Querido amigo:

Como sabes, hace ya algún tiempo que empiezo la lectura del periódico por las últimas páginas, pero hoy las malas noticias no estaban en la sección de necrológicas: se barrunta el cierre de la taberna El Gallo.

Echo la vista atrás y recuerdo el sentimiento que nos invadió la primera vez que cruzamos bajo su dintel verde aceituna, nuestro particular paso del Rubicón. Con un silencio cómplice decidimos cambiar la cafetería de las meriendas por una casa de vinos; los refrescos de cola por el Amargoso; a los padres por los amigos; mentiras de adolescentes por la verdad de la vida; en definitiva, quisimos hacernos mayores. Allí descubrimos por qué las tertulias no pasan de moda; que a los lugares verdaderamente importantes no llevan a los turistas; que no eran las mejores gambas rebozadas pero ni falta que hacía; que un medio es más que una copa; que aquí la japuta no se llama cazón; que ellos no saben qué es el senequismo cordobés; que no se acaba el mundo por un suspenso en Derecho Romano; y que Finito estuvo cumbre el día de la lluvia en Las Ventas.

El tiempo y los amores hicieron que fuéramos espaciando nuestras visitas, pero el cuerpo, y sobre todo el alma, siempre acababan guiando nuestros pasos hacia María Cristina, donde un taciturno Rafael seguía rumiando su fracaso en el segundo examen de notarías allá por los albores de los años noventa, mientras Luis pontificaba sobre el futuro de ese novillero que había cortado una oreja el otro domingo en Los Califas. Hace una semana coincidí en la barra con Álvaro, y me contaba que ya nadie bebe vino, que ahora no se habla de toros, y que el viernes tuvieron que sujetarle por las solapas cuando un francés le pidió la contraseña de la wifi.

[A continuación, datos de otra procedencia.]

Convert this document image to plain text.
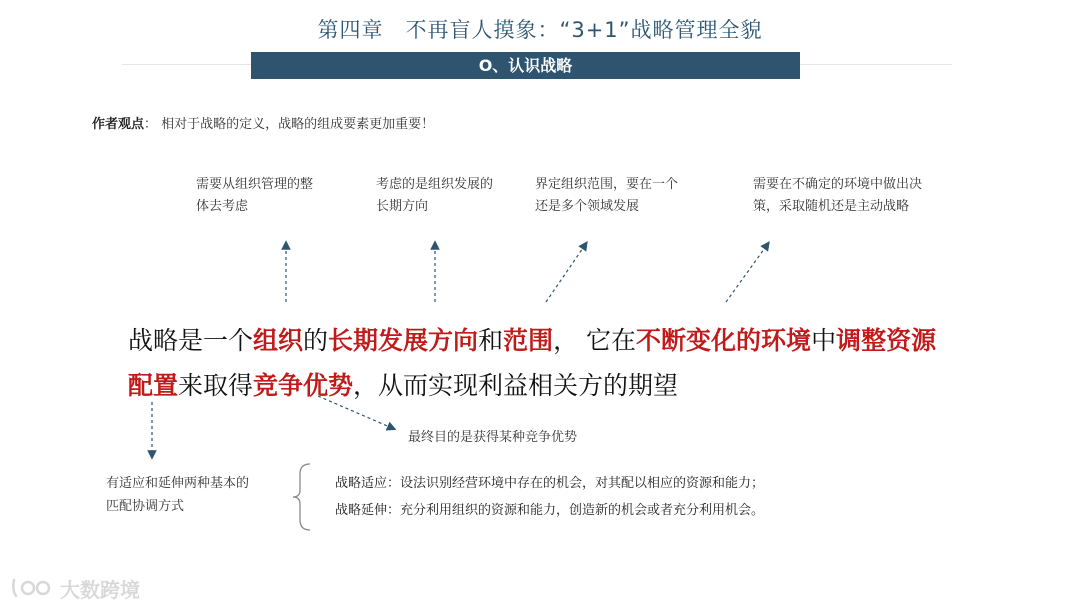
第四章　不再盲人摸象：“3+1”战略管理全貌
O、认识战略
作者观点： 相对于战略的定义，战略的组成要素更加重要！
需要从组织管理的整
体去考虑
考虑的是组织发展的
长期方向
界定组织范围，要在一个
还是多个领域发展
需要在不确定的环境中做出决
策，采取随机还是主动战略
战略是一个组织的长期发展方向和范围， 它在不断变化的环境中调整资源
配置来取得竞争优势，从而实现利益相关方的期望
最终目的是获得某种竞争优势
有适应和延伸两种基本的
匹配协调方式
战略适应：设法识别经营环境中存在的机会，对其配以相应的资源和能力；
战略延伸：充分利用组织的资源和能力，创造新的机会或者充分利用机会。
大数跨境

El bueno de Leopoldo Tena anda empeñado en evitar el cierre, y ha iniciado una campaña de recogida de firmas para evitar su desaparición (ahí va la mía). En pocos días más de un millar de personas han secundado la petición, en lo que confío sea un estímulo para la propiedad y una llamada de auxilio a quienes pueden --y deben- conjurar el irreparable daño que supondría la pérdida de lo que, de facto y por inveterada voluntad popular, es patrimonio cultural de la ciudad. No obstante, la indolencia que nos caracteriza ante lo verdaderamente importante no invita al optimismo, porque parece que a casi nadie le inquieta que Córdoba pierda su verdadera identidad y sus tradiciones, y que los poderes públicos, lejos de proteger nuestro verdadero acervo cultural, malgasten el tiempo fomentando batallas bizantinas, obviando que aún hay quienes nos rebelamos ante la progresiva similitud entre Córdoba y cualquier anodina ciudad de no se sabe qué ignota región.

Ayer llamé al móvil de Antonio Fuentes para prevenirle frente a tan luctuosa amenaza, y tuve que dejarle un mensaje en el contestador. Me contestó por whatsapp: «se nos van los ayeres». Mierda de vida.